03 novembro 2008

PONTO CRÍTICO 27 ■ Sócrates com mais clareza

Calou Evo Morales (e logo numa iberoamericana!)
não dizendo nada que Chávez já não tivesse ouvido,
deu a mão a Espanha
no que os espanhóis mais gostam (protagonismo internacional),
saíu das águas turvas
quanto ao que no futuro deve ser o FMI e outras instituições
que os EUA têm considerado como exclusivos apêndices seus,
sobre Obama esteve para além da mera simpatia
ou empatia de área política
deixando claro que aquela tal emblemática cimeira das Lages
não seria consigo.
O primeiro-ministro está mais claro,
já não era sem tempo.


    MUITO PARCO em tomar posições sobre os rumos da política internacional ou em exercícios de pragmatismo a que habituara todos, José Sócrates em pouco tempo retocou a imagem que estava demasiado próxima do fiado da diplomacia comercial.

    Numa ciclópica entrevista marcada para provocar efeitos internos, como inequivocamente provocou, explicou o tom que deu às relações com a Venezuela de Chávez e com o próprio Chávez, passando aceitavelmente por um espaço equivalente ao que dista entre duas gotas de chuva – o peso da comunidade emigrante nesse país e a legitimidade de Chávez no poder, e com clareza descreveu os EUA que deseja com Obama e quer com uma administração que seja radicalmente diferente da Bush.
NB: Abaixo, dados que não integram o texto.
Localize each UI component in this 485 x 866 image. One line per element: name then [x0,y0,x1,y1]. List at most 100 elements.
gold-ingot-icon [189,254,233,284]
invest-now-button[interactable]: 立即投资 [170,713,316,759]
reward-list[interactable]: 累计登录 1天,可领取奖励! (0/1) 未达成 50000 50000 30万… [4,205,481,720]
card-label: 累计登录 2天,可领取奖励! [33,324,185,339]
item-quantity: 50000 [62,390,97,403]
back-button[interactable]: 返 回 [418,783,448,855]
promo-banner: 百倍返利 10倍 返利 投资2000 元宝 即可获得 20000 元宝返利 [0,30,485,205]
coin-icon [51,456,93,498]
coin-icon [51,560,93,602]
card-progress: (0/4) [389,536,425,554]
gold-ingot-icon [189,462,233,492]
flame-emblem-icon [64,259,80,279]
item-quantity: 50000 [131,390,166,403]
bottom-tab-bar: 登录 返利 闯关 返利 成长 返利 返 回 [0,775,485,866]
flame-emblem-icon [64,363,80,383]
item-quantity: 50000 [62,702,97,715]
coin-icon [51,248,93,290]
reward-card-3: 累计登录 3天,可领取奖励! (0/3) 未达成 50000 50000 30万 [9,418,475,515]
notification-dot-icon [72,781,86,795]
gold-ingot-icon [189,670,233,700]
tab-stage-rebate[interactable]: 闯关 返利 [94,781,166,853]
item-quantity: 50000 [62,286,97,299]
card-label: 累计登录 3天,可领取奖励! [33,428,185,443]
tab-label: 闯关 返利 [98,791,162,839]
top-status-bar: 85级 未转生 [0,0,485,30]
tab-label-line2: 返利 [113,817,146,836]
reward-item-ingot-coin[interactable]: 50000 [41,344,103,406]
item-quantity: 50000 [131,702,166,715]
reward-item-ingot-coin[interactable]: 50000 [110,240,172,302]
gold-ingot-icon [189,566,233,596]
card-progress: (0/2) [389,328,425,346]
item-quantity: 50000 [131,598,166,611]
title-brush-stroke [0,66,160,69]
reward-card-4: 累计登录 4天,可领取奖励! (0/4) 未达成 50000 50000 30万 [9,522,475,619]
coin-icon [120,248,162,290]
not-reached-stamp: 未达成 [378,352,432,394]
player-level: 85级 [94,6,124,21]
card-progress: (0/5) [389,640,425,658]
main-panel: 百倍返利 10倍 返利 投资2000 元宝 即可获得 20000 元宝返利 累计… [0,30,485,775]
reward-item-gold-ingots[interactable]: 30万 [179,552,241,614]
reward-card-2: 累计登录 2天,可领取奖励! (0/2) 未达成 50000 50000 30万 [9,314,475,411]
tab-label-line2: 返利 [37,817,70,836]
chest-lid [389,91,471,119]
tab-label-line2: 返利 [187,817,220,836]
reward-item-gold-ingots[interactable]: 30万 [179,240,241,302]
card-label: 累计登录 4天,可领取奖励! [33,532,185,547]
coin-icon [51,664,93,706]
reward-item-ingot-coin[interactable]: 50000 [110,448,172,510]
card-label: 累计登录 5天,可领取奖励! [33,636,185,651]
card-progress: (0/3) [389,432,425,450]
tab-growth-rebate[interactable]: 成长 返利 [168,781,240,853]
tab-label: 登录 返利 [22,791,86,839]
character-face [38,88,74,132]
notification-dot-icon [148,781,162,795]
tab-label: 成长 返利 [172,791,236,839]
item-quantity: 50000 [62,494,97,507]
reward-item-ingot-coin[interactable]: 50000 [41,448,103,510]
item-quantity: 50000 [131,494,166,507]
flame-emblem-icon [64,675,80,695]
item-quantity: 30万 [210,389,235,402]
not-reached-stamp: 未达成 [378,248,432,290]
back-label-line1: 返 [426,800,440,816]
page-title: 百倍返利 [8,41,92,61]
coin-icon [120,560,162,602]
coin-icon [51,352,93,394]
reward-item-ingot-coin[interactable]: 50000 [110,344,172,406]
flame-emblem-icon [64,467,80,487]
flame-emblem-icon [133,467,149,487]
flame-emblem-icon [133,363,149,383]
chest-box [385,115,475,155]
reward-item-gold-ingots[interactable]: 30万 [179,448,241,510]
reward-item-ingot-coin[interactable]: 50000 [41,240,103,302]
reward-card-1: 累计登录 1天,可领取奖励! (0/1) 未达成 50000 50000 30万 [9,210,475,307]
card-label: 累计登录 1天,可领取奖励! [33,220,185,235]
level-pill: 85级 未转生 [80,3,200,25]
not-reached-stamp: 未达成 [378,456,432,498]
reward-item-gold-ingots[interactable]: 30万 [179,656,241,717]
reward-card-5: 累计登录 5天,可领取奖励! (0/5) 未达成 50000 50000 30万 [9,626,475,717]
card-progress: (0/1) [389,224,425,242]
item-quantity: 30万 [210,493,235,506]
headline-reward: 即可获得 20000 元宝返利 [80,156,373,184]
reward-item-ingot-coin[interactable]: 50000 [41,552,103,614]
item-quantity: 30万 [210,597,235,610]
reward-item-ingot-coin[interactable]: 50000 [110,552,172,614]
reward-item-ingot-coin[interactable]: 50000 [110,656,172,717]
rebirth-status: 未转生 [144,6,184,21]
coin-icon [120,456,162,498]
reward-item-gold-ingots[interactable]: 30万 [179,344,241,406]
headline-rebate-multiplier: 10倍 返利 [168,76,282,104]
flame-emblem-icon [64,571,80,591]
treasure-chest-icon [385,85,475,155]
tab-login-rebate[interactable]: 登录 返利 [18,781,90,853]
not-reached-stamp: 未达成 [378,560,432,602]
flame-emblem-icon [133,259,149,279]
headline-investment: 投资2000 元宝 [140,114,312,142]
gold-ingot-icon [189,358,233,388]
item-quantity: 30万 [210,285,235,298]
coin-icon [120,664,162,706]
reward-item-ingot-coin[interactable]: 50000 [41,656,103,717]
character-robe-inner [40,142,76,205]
Depois, na primeira oportunidade que teve lá fora, designadamente em El Salvador, não desperdiçou o momento da ausência de Chávez para enfrentar com argumentos ad hominem desferidos com precisão aos imitadores de Chávez que estavam presentes, sobretudo na versão boliviana, pelo que passados estes dias, ainda hoje Evo Morales deve estar na tentativa de perceber o que José Sócrates terá querido dizer com aquilo de que "Tudo deve mudar e tudo vai mudar; esta não é uma época de mudanças - é uma mudança de época".

    Mas como o objectivo da operação não era obviamente as tergiversações latino-americanas, mas sim o da afirmação possível nos temas internacionais com cartão único, visou o FMI transformado agora e por culpa própria em bombo da crise, acusando essa instituição que tem sido mais cavalo marinho do que muleta dos EUA, de não ter sabido estar à altura das suas responsabilidades, e que, de modo geral as instituições internacionais sofrem uma crise de representatividade e precisam de novos actores políticos, como disse, «de novos actores, com novos países, que não podem ficar excluídos, como estiveram da ordem económica e da ordem reguladora nos sistemas financeiros». Não referiu quais os países, mas subentendia-se, embora, para que não ficasse tudo no vago e em função da inevitabilidade de calendário, também de forma certeira, Sócrates não tenha deixado escapar a oportunidade para apoiar a pretensão de Espanha em estar presente na Cimeira do G-20, em Washington, a 15 de Novembro.

    Explicação da Venezuela, Obama e desejada mudança dos EUA, demarcação dos imitadores de Chávez que Sócrates fez presente com a metáfora de ter ele atirado já o Magalhães ao chão não conseguindo parti-lo, o FMI como potencial réu da crise financeira e a Espanha no G-20 (onde a UE, portanto, não basta), tudo isto mostra um Sócrates a dar relativamente mais primazia à política nas matérias de relações internacionais, não em todas as matérias, mas em duas ou três onde a clareza, se fosse tarde demais, não prestaria.